18 Ga. App. 13 | Ga. Ct. App. | 1916
Lead Opinion
1. In a criminal case, where the proof of the defendant’s guilt depends wholly upon circumstantial evidence, the jury should be instructed that if the proved facts are consistent with' the innocence of the accused, the defendant is entitled to an acquittal (Penal Code, § 1010) ; and the omission to give in charge the substance of this section of the code in such a case is reversible error.
2. The ruling in the present ease is controlled by the decision of this court in Lewis v. State, 6 Ga. App. 205 (64 S. E. 701) : “Where one is charged with the offense of keeping on hand at his place of business alcoholic, spirituous', malt or intoxicating liquors, prohibited by law, and intoxicating liquors are shown to have been found there, such evidence is sufficient to support the inference that such liquors were kept by him; but this inference is not conclusive, for it may be shown, among other things, that they were not the property of the accused,” and were brought to his place of business without his knowledge and were there without his consent.
3. The circumstances in this case, if the jury had been instructed as required by the rulings of this court in Riley v. State, 1 Ga. App. 651 (57 S. E. 1031), Harvey v. State, 8 Ga. App. 660 (70 S. E. 141), and Allen v. State, 14 Ga. App. 115 (80 S. E. 215), and the ruling of the Supreme Court in Weaver v. State, 135 Ga. 317 (69 S. E. 488), would have fully warranted the conviction of the accused, but, considered as a whole, the evidence adduced would not have compelled the jury to find that any of the liquor to which the testimony relates was kept in his place of busi ness or had been brought there with his knowledge or consent.
4. The failure of the judge to instruct the jury upon the rule applicable to circumstantial evidence must be deemed to have been prejudicial to the accused, and a new trial should have been granted.
Judgment reversed.
Dissenting Opinion
dissenting.
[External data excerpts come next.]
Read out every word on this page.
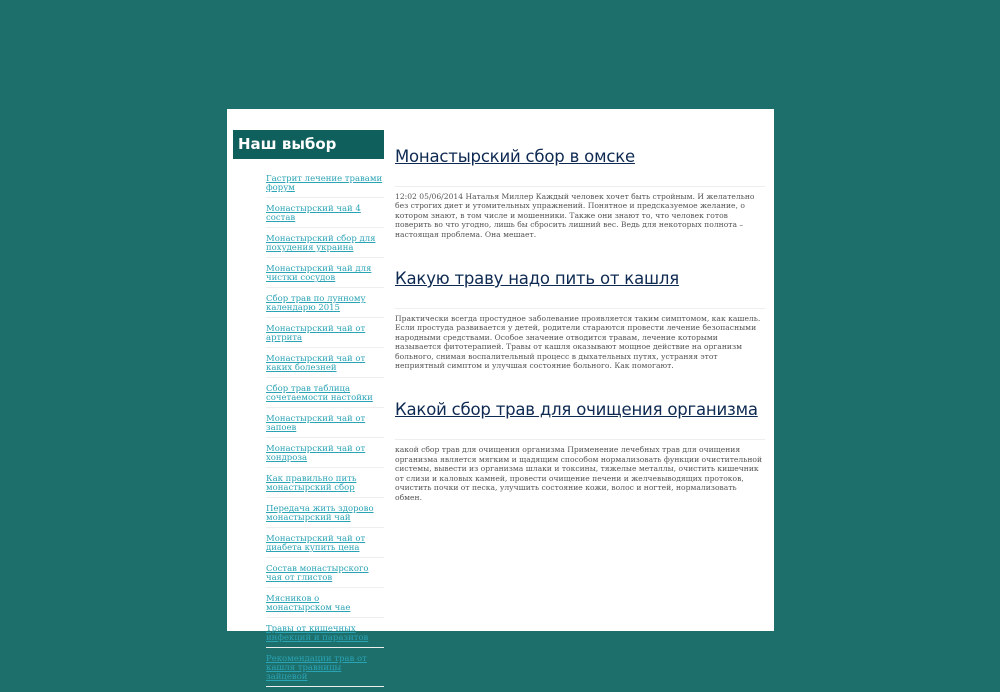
Наш выбор
Гастрит лечение травами форум
Монастырский чай 4 состав
Монастырский сбор для похудения украина
Монастырский чай для чистки сосудов
Сбор трав по лунному календарю 2015
Монастырский чай от артрита
Монастырский чай от каких болезней
Сбор трав таблица сочетаемости настойки
Монастырский чай от запоев
Монастырский чай от хондроза
Как правильно пить монастырский сбор
Передача жить здорово монастырский чай
Монастырский чай от диабета купить цена
Состав монастырского чая от глистов
Мясников о монастырском чае
Травы от кишечных инфекций и паразитов
Рекомендации трав от кашля травницы зайцевой
Монастырский сбор в омске

12:02 05/06/2014 Наталья Миллер Каждый человек хочет быть стройным. И желательно без строгих диет и утомительных упражнений. Понятное и предсказуемое желание, о котором знают, в том числе и мошенники. Также они знают то, что человек готов поверить во что угодно, лишь бы сбросить лишний вес. Ведь для некоторых полнота – настоящая проблема. Она мешает.

Какую траву надо пить от кашля

Практически всегда простудное заболевание проявляется таким симптомом, как кашель. Если простуда развивается у детей, родители стараются провести лечение безопасными народными средствами. Особое значение отводится травам, лечение которыми называется фитотерапией. Травы от кашля оказывают мощное действие на организм больного, снимая воспалительный процесс в дыхательных путях, устраняя этот неприятный симптом и улучшая состояние больного. Как помогают.

Какой сбор трав для очищения организма

какой сбор трав для очищения организма Применение лечебных трав для очищения организма является мягким и щадящим способом нормализовать функции очистительной системы, вывести из организма шлаки и токсины, тяжелые металлы, очистить кишечник от слизи и каловых камней, провести очищение печени и желчевыводящих протоков, очистить почки от песка, улучшить состояние кожи, волос и ногтей, нормализовать обмен.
The defendant was convicted of keeping whisky on hand at his place of business. There being direct testimony from the arresting officers that they found whisky 'in the defendant’s place of business, the conviction did not depend wholly upon circumstantial evidence, and therefore the judge did not err, in the absence of a timely written request therefor, in failing to charge the law of circumstantial evidence. In my opinion the judgment of the lower court should be affirmed.